Texas voters saw little of the Republican candidates for U.S. Senate on Monday — provided they stayed away from screens.
Sen. John Cornyn and Attorney General Ken Paxton, vying for the GOP nomination in Tuesday’s runoff, had no public campaign events scheduled for the final day of their more than yearlong contest. Instead, the two continued a television advertising barrage that has topped $109 million in spending, according to campaign finance reports, with the bulk coming from Cornyn’s side and its allied super PACs.
Cornyn, seeking a fifth term, spent part of the day hosting an annual, non-campaign event in San Antonio to recognize high school graduates attending the country’s service academies. His last public campaign event was held Friday in Corpus Christi.

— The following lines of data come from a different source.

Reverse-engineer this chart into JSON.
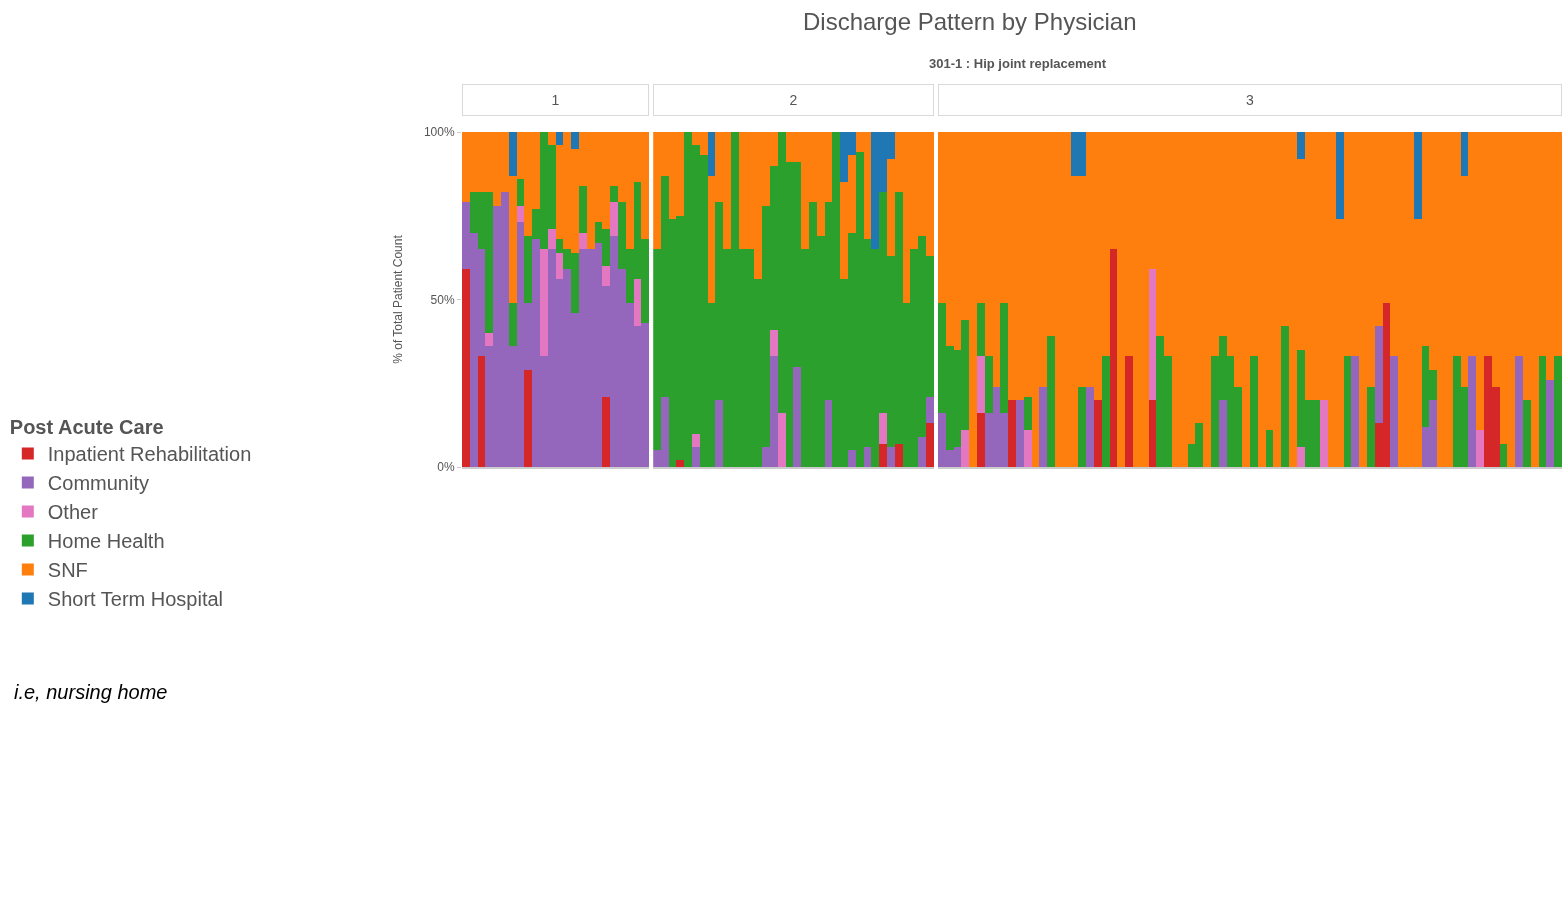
{
  "chart_data": [
    {
      "type": "bar",
      "title": "1",
      "ylabel": "% of Total Patient Count",
      "legend_title": "Post Acute Care",
      "annotations": [
        "Discharge Pattern by Physician",
        "301-1 : Hip joint replacement",
        "i.e, nursing home"
      ],
      "categories": [
        null,
        null,
        null,
        null,
        null,
        null,
        null,
        null,
        null,
        null,
        null,
        null,
        null,
        null,
        null,
        null,
        null,
        null,
        null,
        null,
        null,
        null,
        null,
        null
      ],
      "stacked": true,
      "ylim": [
        0,
        100
      ],
      "yticks": [
        {
          "value": 0,
          "label": "0%"
        },
        {
          "value": 50,
          "label": "50%"
        },
        {
          "value": 100,
          "label": "100%"
        }
      ],
      "tick_labels": "y",
      "legend": "left",
      "series": [
        {
          "name": "Inpatient Rehabilitation",
          "color": "#d62728",
          "values": [
            59,
            0,
            33,
            0,
            0,
            0,
            0,
            0,
            29,
            0,
            0,
            0,
            0,
            0,
            0,
            0,
            0,
            0,
            21,
            0,
            0,
            0,
            0,
            0
          ]
        },
        {
          "name": "Community",
          "color": "#9467bd",
          "values": [
            20,
            70,
            32,
            36,
            78,
            82,
            36,
            73,
            20,
            68,
            33,
            65,
            56,
            59,
            46,
            65,
            65,
            67,
            33,
            69,
            59,
            49,
            42,
            43
          ]
        },
        {
          "name": "Other",
          "color": "#e377c2",
          "values": [
            0,
            0,
            0,
            4,
            0,
            0,
            0,
            5,
            0,
            0,
            32,
            6,
            8,
            0,
            0,
            5,
            0,
            0,
            6,
            10,
            0,
            0,
            14,
            0
          ]
        },
        {
          "name": "Home Health",
          "color": "#2ca02c",
          "values": [
            0,
            12,
            17,
            42,
            0,
            0,
            13,
            8,
            20,
            9,
            35,
            25,
            4,
            6,
            18,
            14,
            0,
            6,
            11,
            5,
            20,
            16,
            29,
            25
          ]
        },
        {
          "name": "SNF",
          "color": "#ff7f0e",
          "values": [
            21,
            18,
            18,
            18,
            22,
            18,
            38,
            14,
            31,
            23,
            0,
            4,
            28,
            35,
            31,
            16,
            35,
            27,
            29,
            16,
            21,
            35,
            15,
            32
          ]
        },
        {
          "name": "Short Term Hospital",
          "color": "#1f77b4",
          "values": [
            0,
            0,
            0,
            0,
            0,
            0,
            13,
            0,
            0,
            0,
            0,
            0,
            4,
            0,
            5,
            0,
            0,
            0,
            0,
            0,
            0,
            0,
            0,
            0
          ]
        }
      ]
    },
    {
      "type": "bar",
      "title": "2",
      "categories": [
        null,
        null,
        null,
        null,
        null,
        null,
        null,
        null,
        null,
        null,
        null,
        null,
        null,
        null,
        null,
        null,
        null,
        null,
        null,
        null,
        null,
        null,
        null,
        null,
        null,
        null,
        null,
        null,
        null,
        null,
        null,
        null,
        null,
        null,
        null,
        null
      ],
      "stacked": true,
      "ylim": [
        0,
        100
      ],
      "tick_labels": false,
      "series": [
        {
          "color": "#d62728",
          "values": [
            0,
            0,
            0,
            2,
            0,
            0,
            0,
            0,
            0,
            0,
            0,
            0,
            0,
            0,
            0,
            0,
            0,
            0,
            0,
            0,
            0,
            0,
            0,
            0,
            0,
            0,
            0,
            0,
            0,
            7,
            0,
            7,
            0,
            0,
            0,
            13
          ]
        },
        {
          "color": "#9467bd",
          "values": [
            5,
            21,
            0,
            0,
            0,
            6,
            0,
            0,
            20,
            0,
            0,
            0,
            0,
            0,
            6,
            33,
            0,
            0,
            30,
            0,
            0,
            0,
            20,
            0,
            0,
            5,
            0,
            6,
            0,
            0,
            6,
            0,
            0,
            0,
            9,
            8
          ]
        },
        {
          "color": "#e377c2",
          "values": [
            0,
            0,
            0,
            0,
            0,
            4,
            0,
            0,
            0,
            0,
            0,
            0,
            0,
            0,
            0,
            8,
            16,
            0,
            0,
            0,
            0,
            0,
            0,
            0,
            0,
            0,
            0,
            0,
            0,
            9,
            0,
            0,
            0,
            0,
            0,
            0
          ]
        },
        {
          "color": "#2ca02c",
          "values": [
            60,
            66,
            74,
            73,
            100,
            86,
            93,
            49,
            59,
            65,
            100,
            65,
            65,
            56,
            72,
            49,
            84,
            91,
            61,
            65,
            79,
            69,
            59,
            100,
            56,
            65,
            94,
            62,
            65,
            66,
            57,
            75,
            49,
            65,
            60,
            42
          ]
        },
        {
          "color": "#ff7f0e",
          "values": [
            35,
            13,
            26,
            25,
            0,
            4,
            7,
            38,
            21,
            35,
            0,
            35,
            35,
            44,
            22,
            10,
            0,
            9,
            9,
            35,
            21,
            31,
            21,
            0,
            29,
            23,
            6,
            32,
            0,
            0,
            29,
            18,
            51,
            35,
            31,
            37
          ]
        },
        {
          "color": "#1f77b4",
          "values": [
            0,
            0,
            0,
            0,
            0,
            0,
            0,
            13,
            0,
            0,
            0,
            0,
            0,
            0,
            0,
            0,
            0,
            0,
            0,
            0,
            0,
            0,
            0,
            0,
            15,
            7,
            0,
            0,
            35,
            18,
            8,
            0,
            0,
            0,
            0,
            0
          ]
        }
      ]
    },
    {
      "type": "bar",
      "title": "3",
      "categories": [
        null,
        null,
        null,
        null,
        null,
        null,
        null,
        null,
        null,
        null,
        null,
        null,
        null,
        null,
        null,
        null,
        null,
        null,
        null,
        null,
        null,
        null,
        null,
        null,
        null,
        null,
        null,
        null,
        null,
        null,
        null,
        null,
        null,
        null,
        null,
        null,
        null,
        null,
        null,
        null,
        null,
        null,
        null,
        null,
        null,
        null,
        null,
        null,
        null,
        null,
        null,
        null,
        null,
        null,
        null,
        null,
        null,
        null,
        null,
        null,
        null,
        null,
        null,
        null,
        null,
        null,
        null,
        null,
        null,
        null,
        null,
        null,
        null,
        null,
        null,
        null,
        null,
        null,
        null,
        null
      ],
      "stacked": true,
      "ylim": [
        0,
        100
      ],
      "tick_labels": false,
      "series": [
        {
          "color": "#d62728",
          "values": [
            0,
            0,
            0,
            0,
            0,
            16,
            0,
            0,
            0,
            20,
            0,
            0,
            0,
            0,
            0,
            0,
            0,
            0,
            0,
            0,
            20,
            0,
            65,
            0,
            33,
            0,
            0,
            20,
            0,
            0,
            0,
            0,
            0,
            0,
            0,
            0,
            0,
            0,
            0,
            0,
            0,
            0,
            0,
            0,
            0,
            0,
            0,
            0,
            0,
            0,
            0,
            0,
            0,
            0,
            0,
            0,
            13,
            49,
            0,
            0,
            0,
            0,
            0,
            0,
            0,
            0,
            0,
            0,
            0,
            0,
            33,
            24,
            0,
            0,
            0,
            0,
            0,
            0,
            0,
            0
          ]
        },
        {
          "color": "#9467bd",
          "values": [
            16,
            5,
            6,
            0,
            0,
            0,
            16,
            24,
            16,
            0,
            20,
            0,
            0,
            24,
            0,
            0,
            0,
            0,
            0,
            24,
            0,
            0,
            0,
            0,
            0,
            0,
            0,
            0,
            0,
            0,
            0,
            0,
            0,
            0,
            0,
            0,
            20,
            0,
            0,
            0,
            0,
            0,
            0,
            0,
            0,
            0,
            0,
            0,
            0,
            0,
            0,
            0,
            0,
            33,
            0,
            0,
            29,
            0,
            33,
            0,
            0,
            0,
            12,
            20,
            0,
            0,
            0,
            0,
            33,
            0,
            0,
            0,
            0,
            0,
            33,
            0,
            0,
            0,
            26,
            0
          ]
        },
        {
          "color": "#e377c2",
          "values": [
            0,
            0,
            0,
            11,
            0,
            17,
            0,
            0,
            0,
            0,
            0,
            11,
            0,
            0,
            0,
            0,
            0,
            0,
            0,
            0,
            0,
            0,
            0,
            0,
            0,
            0,
            0,
            39,
            0,
            0,
            0,
            0,
            0,
            0,
            0,
            0,
            0,
            0,
            0,
            0,
            0,
            0,
            0,
            0,
            0,
            0,
            6,
            0,
            0,
            20,
            0,
            0,
            0,
            0,
            0,
            0,
            0,
            0,
            0,
            0,
            0,
            0,
            0,
            0,
            0,
            0,
            0,
            0,
            0,
            11,
            0,
            0,
            0,
            0,
            0,
            0,
            0,
            0,
            0,
            0
          ]
        },
        {
          "color": "#2ca02c",
          "values": [
            33,
            31,
            29,
            33,
            0,
            16,
            17,
            0,
            33,
            0,
            0,
            10,
            0,
            0,
            39,
            0,
            0,
            0,
            24,
            0,
            0,
            33,
            0,
            0,
            0,
            0,
            0,
            0,
            39,
            33,
            0,
            0,
            7,
            13,
            0,
            33,
            19,
            33,
            24,
            0,
            33,
            0,
            11,
            0,
            42,
            0,
            29,
            20,
            20,
            0,
            0,
            0,
            33,
            0,
            0,
            24,
            0,
            0,
            0,
            0,
            0,
            0,
            24,
            9,
            0,
            0,
            33,
            24,
            0,
            0,
            0,
            0,
            7,
            0,
            0,
            20,
            0,
            33,
            0,
            33
          ]
        },
        {
          "color": "#ff7f0e",
          "values": [
            51,
            64,
            65,
            56,
            100,
            51,
            67,
            76,
            51,
            80,
            80,
            79,
            100,
            76,
            61,
            100,
            100,
            87,
            63,
            76,
            80,
            67,
            35,
            100,
            67,
            100,
            100,
            41,
            61,
            67,
            100,
            100,
            93,
            87,
            100,
            67,
            61,
            67,
            76,
            100,
            67,
            100,
            89,
            100,
            58,
            100,
            57,
            80,
            80,
            80,
            100,
            74,
            67,
            67,
            100,
            76,
            58,
            51,
            67,
            100,
            100,
            74,
            64,
            71,
            100,
            100,
            67,
            63,
            67,
            89,
            67,
            76,
            93,
            100,
            67,
            80,
            100,
            67,
            74,
            67
          ]
        },
        {
          "color": "#1f77b4",
          "values": [
            0,
            0,
            0,
            0,
            0,
            0,
            0,
            0,
            0,
            0,
            0,
            0,
            0,
            0,
            0,
            0,
            0,
            13,
            13,
            0,
            0,
            0,
            0,
            0,
            0,
            0,
            0,
            0,
            0,
            0,
            0,
            0,
            0,
            0,
            0,
            0,
            0,
            0,
            0,
            0,
            0,
            0,
            0,
            0,
            0,
            0,
            8,
            0,
            0,
            0,
            0,
            26,
            0,
            0,
            0,
            0,
            0,
            0,
            0,
            0,
            0,
            26,
            0,
            0,
            0,
            0,
            0,
            13,
            0,
            0,
            0,
            0,
            0,
            0,
            0,
            0,
            0,
            0,
            0,
            0
          ]
        }
      ]
    }
  ]
}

Paxton’s final public rallies were Thursday in the Austin area and in San Antonio. Since then he has relied on his campaign and an outside super PAC to carry his primary message: that President Donald Trump endorsed him on May 19. The endorsement has been a central feature of Paxton’s closing advertising as he seeks to unseat an incumbent who has served in the Senate since 2002.

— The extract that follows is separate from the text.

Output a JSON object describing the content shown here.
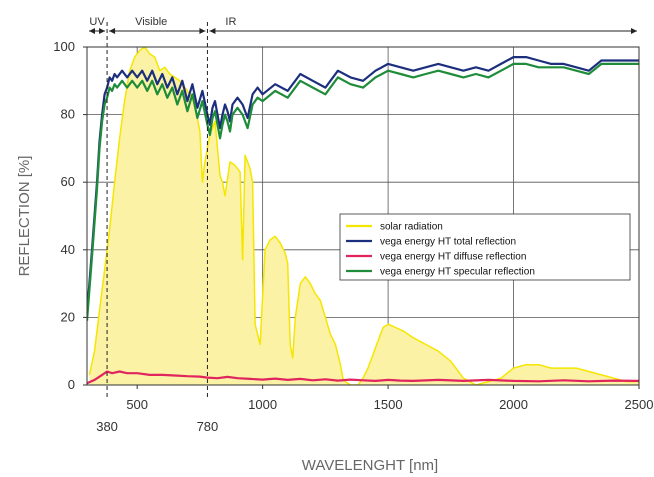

The runoff is the culmination of a primary that began with multiple Republican candidates and narrowed to a two-way race after the March 3 vote. Outside spending has shattered records for a Texas Senate primary, with Cornyn’s financial advantage enabling a lopsided advertising presence. Paxton, who has positioned himself as the insurgent candidate aligned with Trump, has leaned heavily on the president’s support to close the gap.

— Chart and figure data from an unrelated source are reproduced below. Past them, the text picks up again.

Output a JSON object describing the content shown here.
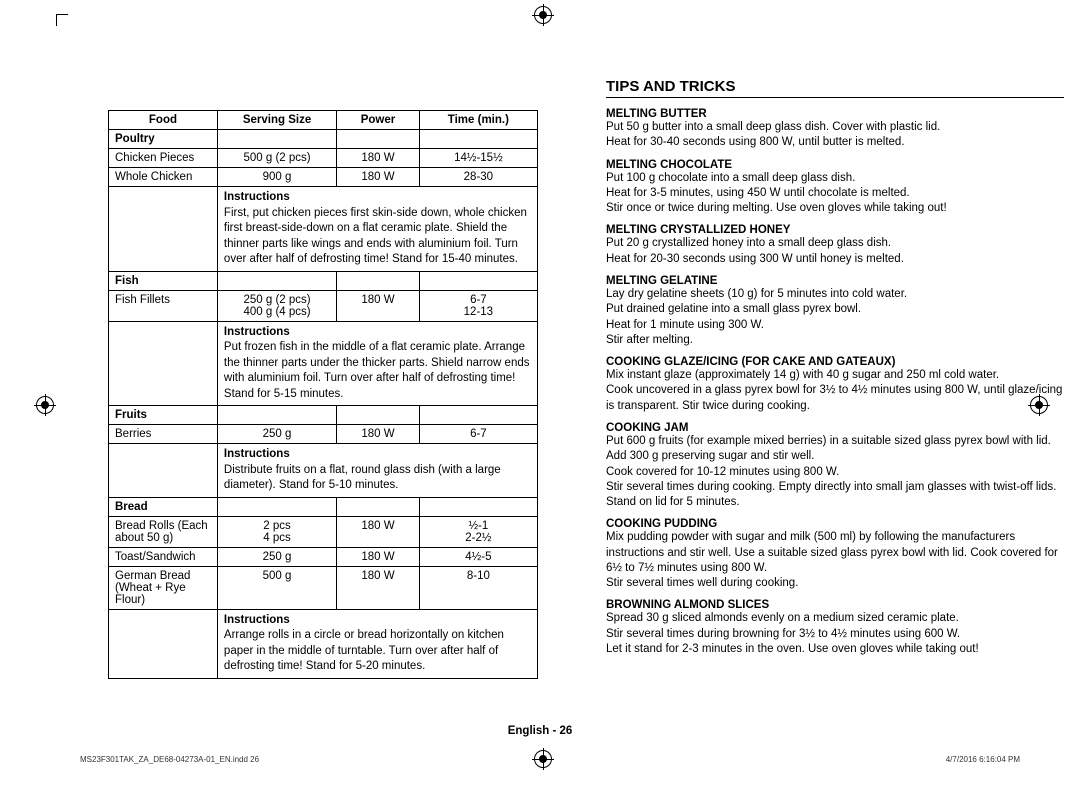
{
  "table": {
    "headers": [
      "Food",
      "Serving Size",
      "Power",
      "Time (min.)"
    ],
    "sections": [
      {
        "category": "Poultry",
        "rows": [
          {
            "food": "Chicken Pieces",
            "size": "500 g (2 pcs)",
            "power": "180 W",
            "time": "14½-15½"
          },
          {
            "food": "Whole Chicken",
            "size": "900 g",
            "power": "180 W",
            "time": "28-30"
          }
        ],
        "instructions_label": "Instructions",
        "instructions": "First, put chicken pieces first skin-side down, whole chicken first breast-side-down on a flat ceramic plate. Shield the thinner parts like wings and ends with aluminium foil. Turn over after half of defrosting time! Stand for 15-40 minutes."
      },
      {
        "category": "Fish",
        "rows": [
          {
            "food": "Fish Fillets",
            "size": "250 g (2 pcs)\n400 g (4 pcs)",
            "power": "180 W",
            "time": "6-7\n12-13"
          }
        ],
        "instructions_label": "Instructions",
        "instructions": "Put frozen fish in the middle of a flat ceramic plate. Arrange the thinner parts under the thicker parts. Shield narrow ends with aluminium foil. Turn over after half of defrosting time! Stand for 5-15 minutes."
      },
      {
        "category": "Fruits",
        "rows": [
          {
            "food": "Berries",
            "size": "250 g",
            "power": "180 W",
            "time": "6-7"
          }
        ],
        "instructions_label": "Instructions",
        "instructions": "Distribute fruits on a flat, round glass dish (with a large diameter). Stand for 5-10 minutes."
      },
      {
        "category": "Bread",
        "rows": [
          {
            "food": "Bread Rolls (Each about 50 g)",
            "size": "2 pcs\n4 pcs",
            "power": "180 W",
            "time": "½-1\n2-2½"
          },
          {
            "food": "Toast/Sandwich",
            "size": "250 g",
            "power": "180 W",
            "time": "4½-5"
          },
          {
            "food": "German Bread (Wheat + Rye Flour)",
            "size": "500 g",
            "power": "180 W",
            "time": "8-10",
            "food_rowspan_into_instr": true
          }
        ],
        "instructions_label": "Instructions",
        "instructions": "Arrange rolls in a circle or bread horizontally on kitchen paper in the middle of turntable. Turn over after half of defrosting time! Stand for 5-20 minutes."
      }
    ]
  },
  "tips_heading": "TIPS AND TRICKS",
  "tips": [
    {
      "title": "MELTING BUTTER",
      "body": "Put 50 g butter into a small deep glass dish. Cover with plastic lid.\nHeat for 30-40 seconds using 800 W, until butter is melted."
    },
    {
      "title": "MELTING CHOCOLATE",
      "body": "Put 100 g chocolate into a small deep glass dish.\nHeat for 3-5 minutes, using 450 W until chocolate is melted.\nStir once or twice during melting. Use oven gloves while taking out!"
    },
    {
      "title": "MELTING CRYSTALLIZED HONEY",
      "body": "Put 20 g crystallized honey into a small deep glass dish.\nHeat for 20-30 seconds using 300 W until honey is melted."
    },
    {
      "title": "MELTING GELATINE",
      "body": "Lay dry gelatine sheets (10 g) for 5 minutes into cold water.\nPut drained gelatine into a small glass pyrex bowl.\nHeat for 1 minute using 300 W.\nStir after melting."
    },
    {
      "title": "COOKING GLAZE/ICING (FOR CAKE AND GATEAUX)",
      "body": "Mix instant glaze (approximately 14 g) with 40 g sugar and 250 ml cold water.\nCook uncovered in a glass pyrex bowl for 3½ to 4½ minutes using 800 W, until glaze/icing is transparent. Stir twice during cooking."
    },
    {
      "title": "COOKING JAM",
      "body": "Put 600 g fruits (for example mixed berries) in a suitable sized glass pyrex bowl with lid. Add 300 g preserving sugar and stir well.\nCook covered for 10-12 minutes using 800 W.\nStir several times during cooking. Empty directly into small jam glasses with twist-off lids. Stand on lid for 5 minutes."
    },
    {
      "title": "COOKING PUDDING",
      "body": "Mix pudding powder with sugar and milk (500 ml) by following the manufacturers instructions and stir well. Use a suitable sized glass pyrex bowl with lid. Cook covered for 6½ to 7½ minutes using 800 W.\nStir several times well during cooking."
    },
    {
      "title": "BROWNING ALMOND SLICES",
      "body": "Spread 30 g sliced almonds evenly on a medium sized ceramic plate.\nStir several times during browning for 3½ to 4½ minutes using 600 W.\nLet it stand for 2-3 minutes in the oven. Use oven gloves while taking out!"
    }
  ],
  "footer": {
    "center": "English - 26",
    "left": "MS23F301TAK_ZA_DE68-04273A-01_EN.indd   26",
    "right": "4/7/2016   6:16:04 PM"
  }
}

Tuesday’s election will test the durability of Trump’s endorsement in a statewide Republican primary and determine whether one of the Senate’s most senior Republicans survives a challenge from within his own party. Polls close Tuesday evening, with results expected to reflect a contest in which the final day was defined more by what voters saw on their televisions than what they heard from the candidates in person.